We're currently stuck back in stage one where "the losers" get blamed for the bankers' bamboozling. It isn't the bankers' or the monetary system's fault -- it's those damn Greeks who are too lazy to work, those damn Greeks who are so corrupt that they don't pay their taxes, those damn Greeks who spend all their time Greeking one another.
So while Obama has done nothing but play along with the bankers' scam(s), not only did he not even slap the bankers' wrists, but he instead slapped the bankers' salamis while watching them get bigger and bigger. And the only mistake that Madoff made that rendered his salami not worthy of being slapped was that rather than being too-big-to-fail he was too-impotent-to-bail. Sure, Madoff is said to have run the largest Ponzi scheme in history with his Bernard L. Madoff Securities LLC, but this is categorically untrue since the banks' Ponzi schemes are infinitely larger than Madoff's bush league-worthy $64 billion scheme.
That all being said, and although I'm definitely on side with Snowden rather than those who would see him jailed (or worse), I sometimes fail to see the point behind his leaks, and not just because his exposure of the privacy violations partaken by the United States government should be taken as common sense in the first place. No; why I sometimes fail to see the point behind Snowden's leaks parallels something else that Martin Luther King Jr. stated, paraphrased and expanded upon by Morris Berman:
Martin Luther King... apparently said to Harry Belafonte, just before he (i.e., King) was assassinated, that he thought he might have been making a big mistake; that he sometimes felt like he was herding people into a burning church.
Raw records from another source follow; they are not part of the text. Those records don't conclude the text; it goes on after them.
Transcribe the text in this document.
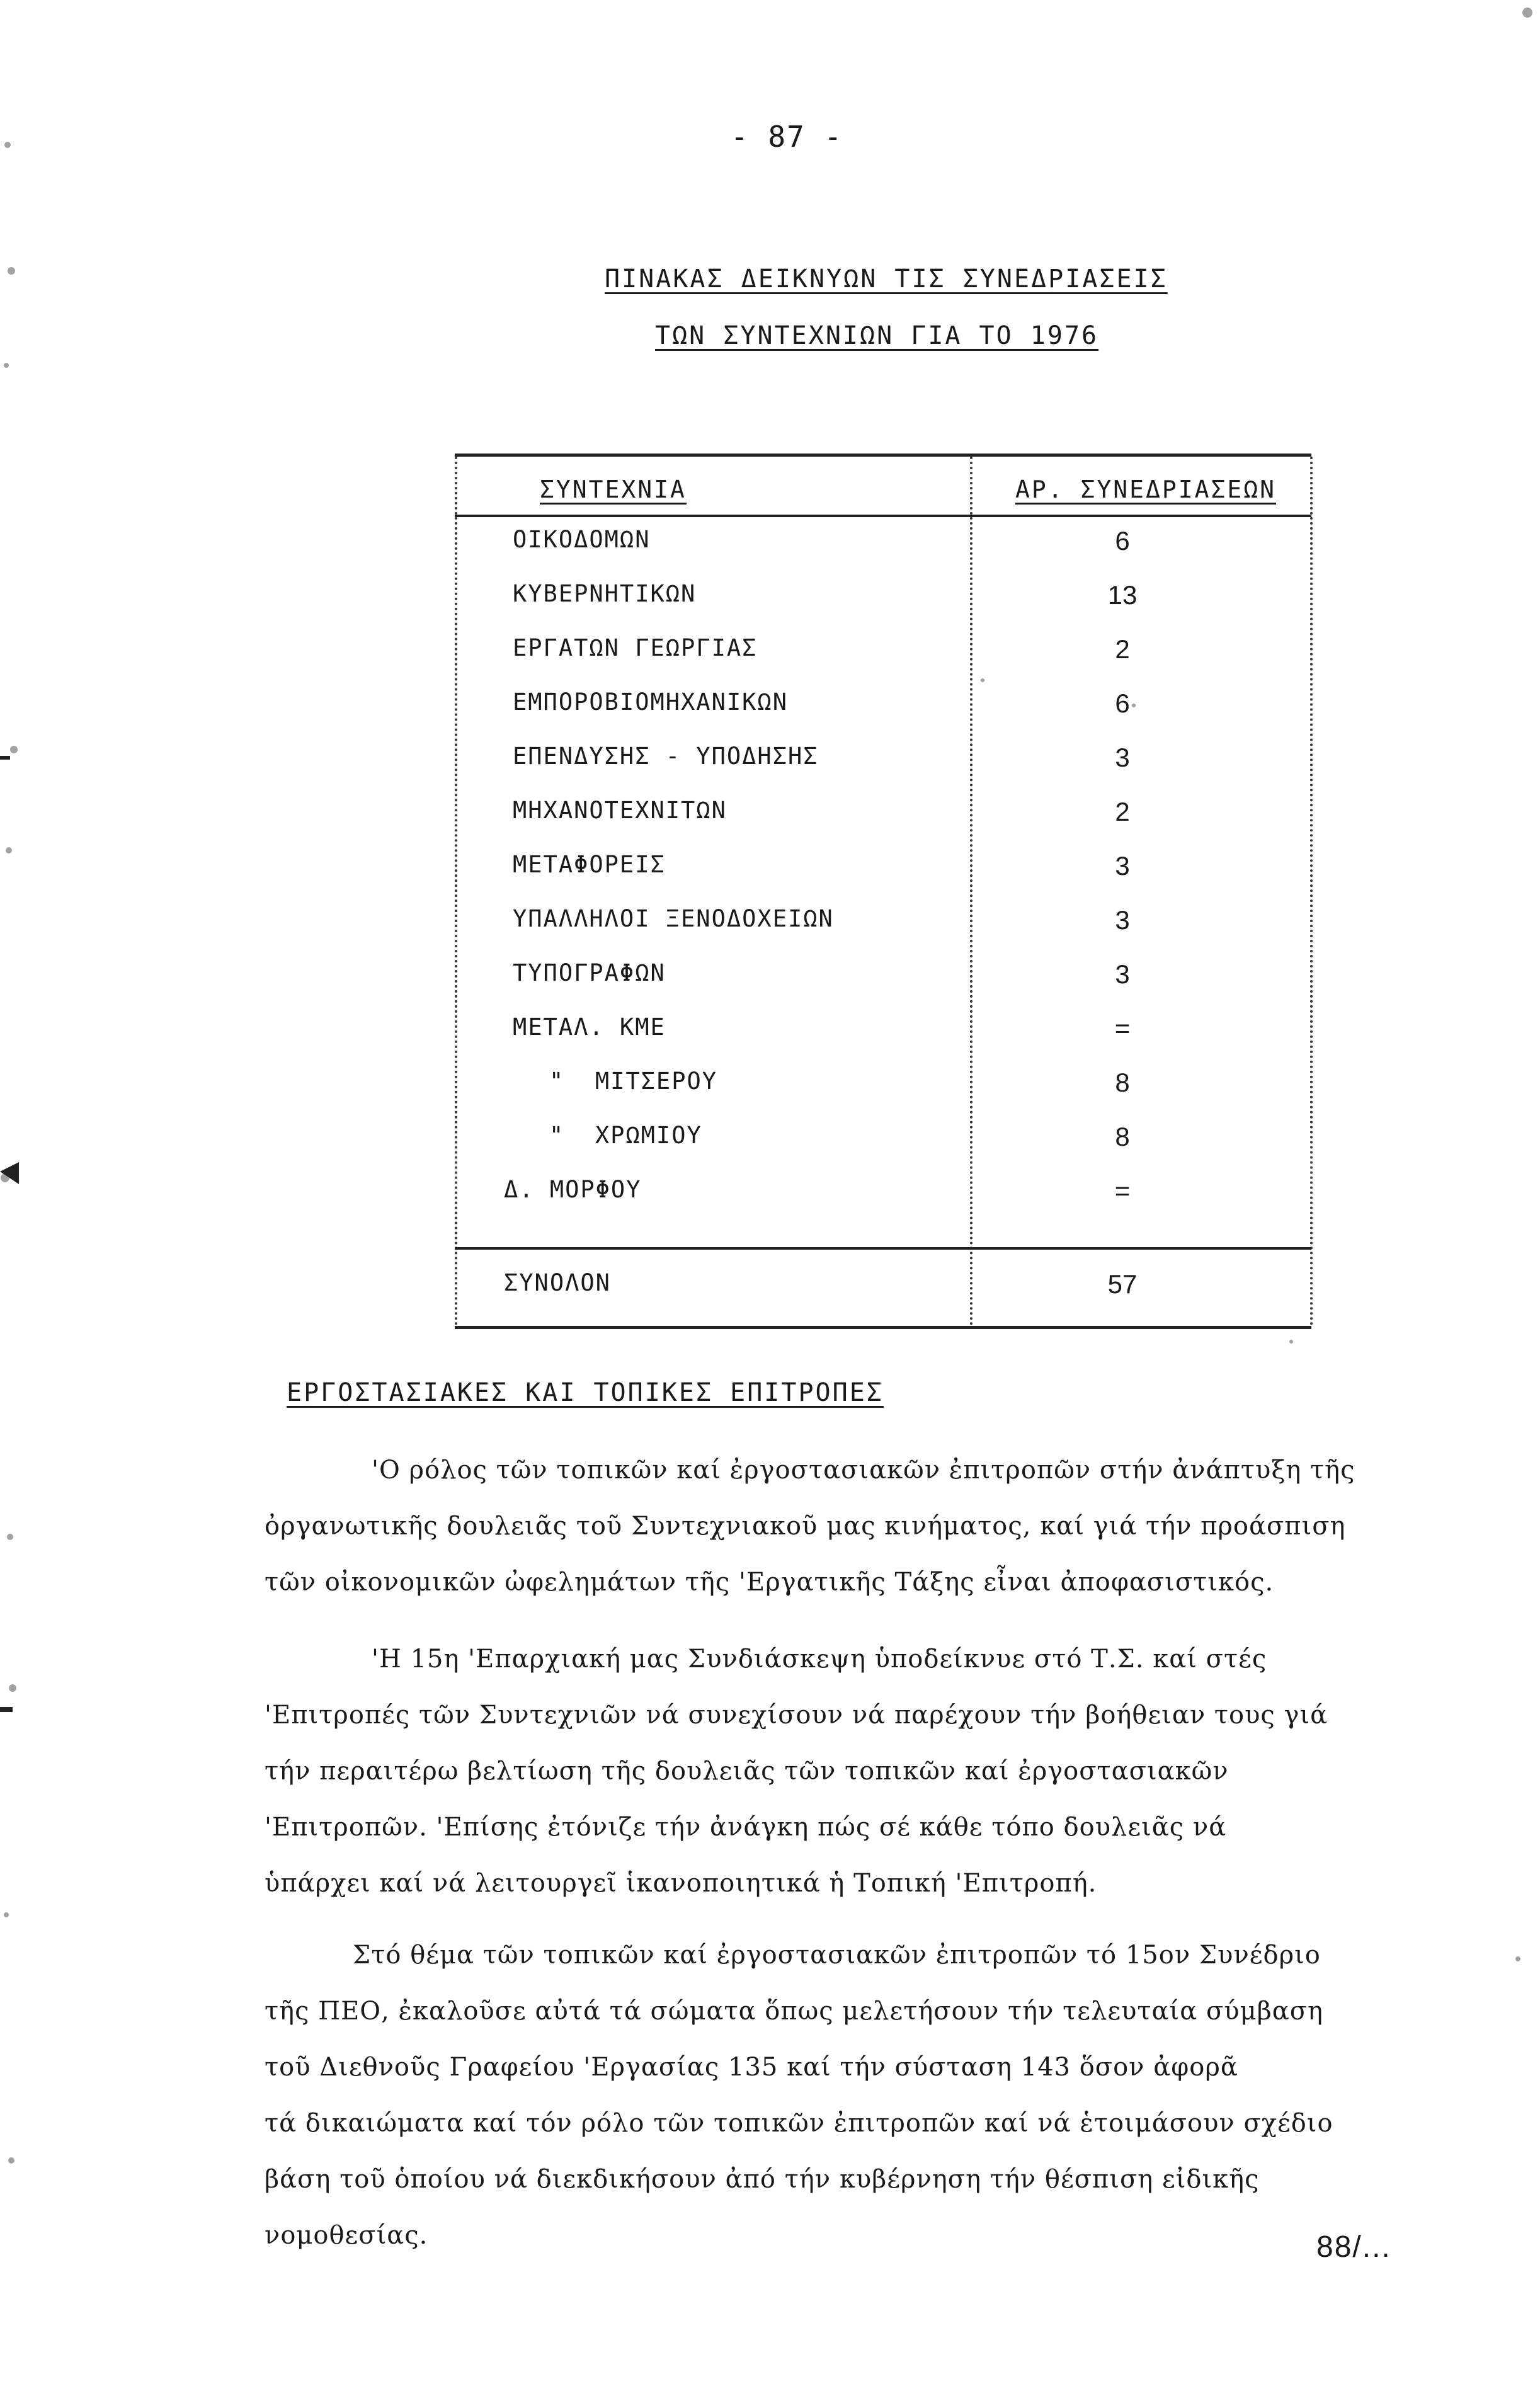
- 87 -
ΠΙΝΑΚΑΣ ΔΕΙΚΝΥΩΝ ΤΙΣ ΣΥΝΕΔΡΙΑΣΕΙΣ
ΤΩΝ ΣΥΝΤΕΧΝΙΩΝ ΓΙΑ ΤΟ 1976
ΣΥΝΤΕΧΝΙΑ	ΑΡ. ΣΥΝΕΔΡΙΑΣΕΩΝ
ΟΙΚΟΔΟΜΩΝ	6
ΚΥΒΕΡΝΗΤΙΚΩΝ	13
ΕΡΓΑΤΩΝ ΓΕΩΡΓΙΑΣ	2
ΕΜΠΟΡΟΒΙΟΜΗΧΑΝΙΚΩΝ	6
ΕΠΕΝΔΥΣΗΣ - ΥΠΟΔΗΣΗΣ	3
ΜΗΧΑΝΟΤΕΧΝΙΤΩΝ	2
ΜΕΤΑΦΟΡΕΙΣ	3
ΥΠΑΛΛΗΛΟΙ ΞΕΝΟΔΟΧΕΙΩΝ	3
ΤΥΠΟΓΡΑΦΩΝ	3
ΜΕΤΑΛ. ΚΜΕ	=
"  ΜΙΤΣΕΡΟΥ	8
"  ΧΡΩΜΙΟΥ	8
Δ. ΜΟΡΦΟΥ	=
ΣΥΝΟΛΟΝ	57
ΕΡΓΟΣΤΑΣΙΑΚΕΣ ΚΑΙ ΤΟΠΙΚΕΣ ΕΠΙΤΡΟΠΕΣ
'Ο ρόλος τῶν τοπικῶν καί ἐργοστασιακῶν ἐπιτροπῶν στήν ἀνάπτυξη τῆς
ὀργανωτικῆς δουλειᾶς τοῦ Συντεχνιακοῦ μας κινήματος, καί γιά τήν προάσπιση
τῶν οἰκονομικῶν ὠφελημάτων τῆς 'Εργατικῆς Τάξης εἶναι ἀποφασιστικός.
'Η 15η 'Επαρχιακή μας Συνδιάσκεψη ὑποδείκνυε στό Τ.Σ. καί στές
'Επιτροπές τῶν Συντεχνιῶν νά συνεχίσουν νά παρέχουν τήν βοήθειαν τους γιά
τήν περαιτέρω βελτίωση τῆς δουλειᾶς τῶν τοπικῶν καί ἐργοστασιακῶν
'Επιτροπῶν. 'Επίσης ἐτόνιζε τήν ἀνάγκη πώς σέ κάθε τόπο δουλειᾶς νά
ὑπάρχει καί νά λειτουργεῖ ἱκανοποιητικά ἡ Τοπική 'Επιτροπή.
Στό θέμα τῶν τοπικῶν καί ἐργοστασιακῶν ἐπιτροπῶν τό 15ον Συνέδριο
τῆς ΠΕΟ, ἐκαλοῦσε αὐτά τά σώματα ὅπως μελετήσουν τήν τελευταία σύμβαση
τοῦ Διεθνοῦς Γραφείου 'Εργασίας 135 καί τήν σύσταση 143 ὅσον ἀφορᾶ
τά δικαιώματα καί τόν ρόλο τῶν τοπικῶν ἐπιτροπῶν καί νά ἑτοιμάσουν σχέδιο
βάση τοῦ ὁποίου νά διεκδικήσουν ἀπό τήν κυβέρνηση τήν θέσπιση εἰδικῆς
νομοθεσίας.	88/...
This is a very different insight, quite obviously, than the notion that black people should be getting a larger share of the pie. After all, who wants a larger share of a rotten pie, or to live in a church that is burning down?
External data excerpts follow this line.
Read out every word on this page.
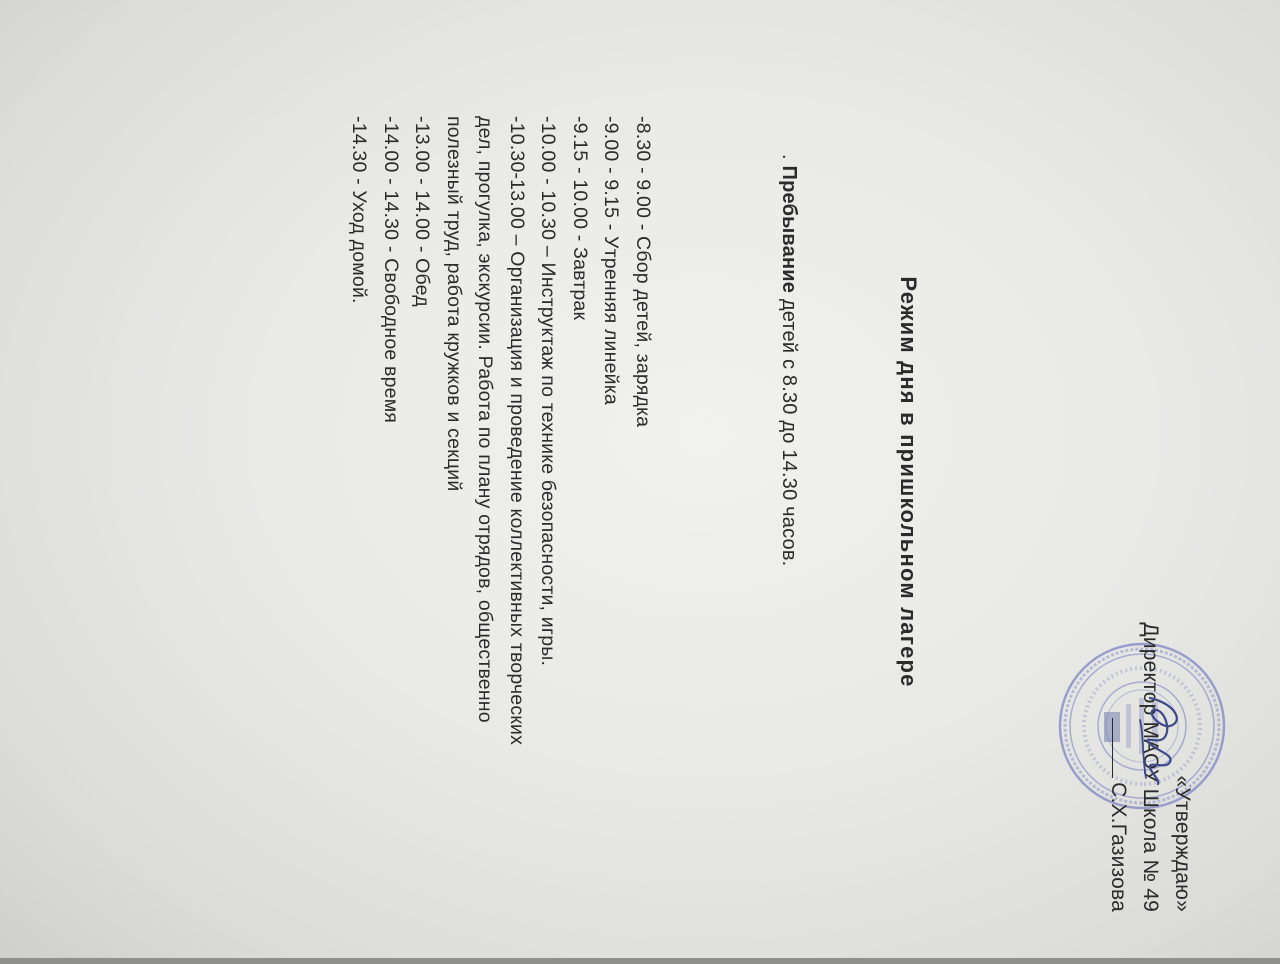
«Утверждаю»
Директор МАОУ Школа № 49
С.Х.Газизова
Режим дня в пришкольном лагере
. Пребывание детей с 8.30 до 14.30 часов.
-8.30 - 9.00 - Сбор детей, зарядка
-9.00 - 9.15 - Утренняя линейка
-9.15 - 10.00 - Завтрак
-10.00 - 10.30 – Инструктаж по технике безопасности, игры.
-10.30-13.00 – Организация и проведение коллективных творческих
дел, прогулка, экскурсии. Работа по плану отрядов, общественно
полезный труд, работа кружков и секций
-13.00 - 14.00 - Обед
-14.00 - 14.30 - Свободное время
-14.30 - Уход домой.
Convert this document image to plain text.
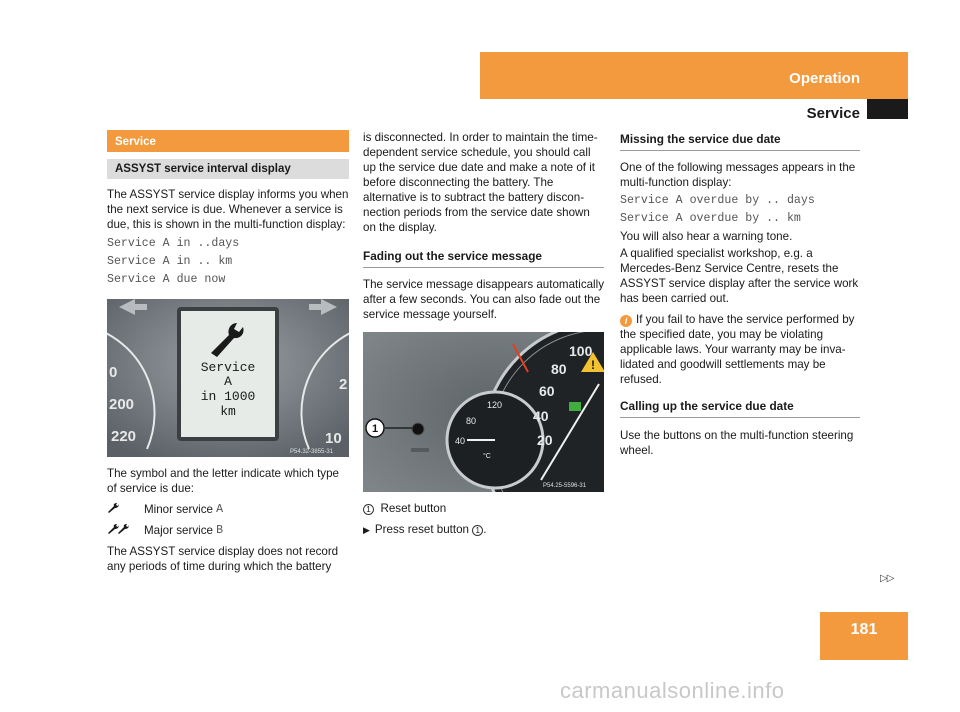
Operation
Service
181
▷▷
carmanualsonline.info
Service
ASSYST service interval display
The ASSYST service display informs you when the next service is due. Whenever a service is due, this is shown in the multi-function display:
Service A in ..days
Service A in .. km
Service A due now
Service
A
in 1000
km
0
200
220
2
10
P54.32-3855-31
The symbol and the letter indicate which type of service is due:
Minor service
A
Major service
B
The ASSYST service display does not record any periods of time during which the battery
is disconnected. In order to maintain the time-dependent service schedule, you should call up the service due date and make a note of it before disconnecting the battery. The alternative is to subtract the battery disconnection periods from the service date shown on the display.
Fading out the service message
The service message disappears automatically after a few seconds. You can also fade out the service message yourself.
!
100
80
60
40
20
120
80
40
°C
1
P54.25-5596-31
1 Reset button
▶ Press reset button 1 .
Missing the service due date
One of the following messages appears in the multi-function display:
Service A overdue by .. days
Service A overdue by .. km
You will also hear a warning tone.
A qualified specialist workshop, e.g. a Mercedes-Benz Service Centre, resets the ASSYST service display after the service work has been carried out.
i If you fail to have the service performed by the specified date, you may be violating applicable laws. Your warranty may be invalidated and goodwill settlements may be refused.
Calling up the service due date
Use the buttons on the multi-function steering wheel.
Fact is, while Snowden has a lot of worthwhile things to say about digital rights, he doesn't seem to have anything to say about the bigger picture in which those digital rights exist amongst. That, namely, would be the burning church of fossil-fueled industrial civilization, a civilization whose best-before-date has now been reached due to the emergence of peak oil. The reason for the aforementioned statement is that the Ponzi scheme(s) we live amongst require perpetual growth in order that an increasing amount of loans are progressively taken out so that the system is able to keep from imploding in on itself, and since peak oil means there will no longer be an increasing amount of fossil fuels to power growing growth, well... well awww sh*t!
While economies will inevitably collapse within collapsing industrial civilization, and since even benevolent governments have been doing little to nothing to address the quandary of peak oil, it's not hard to imagine our peril(s) being blamed on scapegoat after scapegoat, paralleled with reactionary governments clamping down on dissent, leakers of classified information being no exception of course.
With that in mind, Snowden recently pointed out that
Perhaps the best-known case in recent history here is Gen Petraeus -- who shared information that was far more highly classified than I ever did with journalists. And he shared this information not with the public for their benefit, but with his biographer and lover for personal benefit -- conversations that had information, detailed information, about military special-access programs, that's classified above top secret, conversations with the president and so on.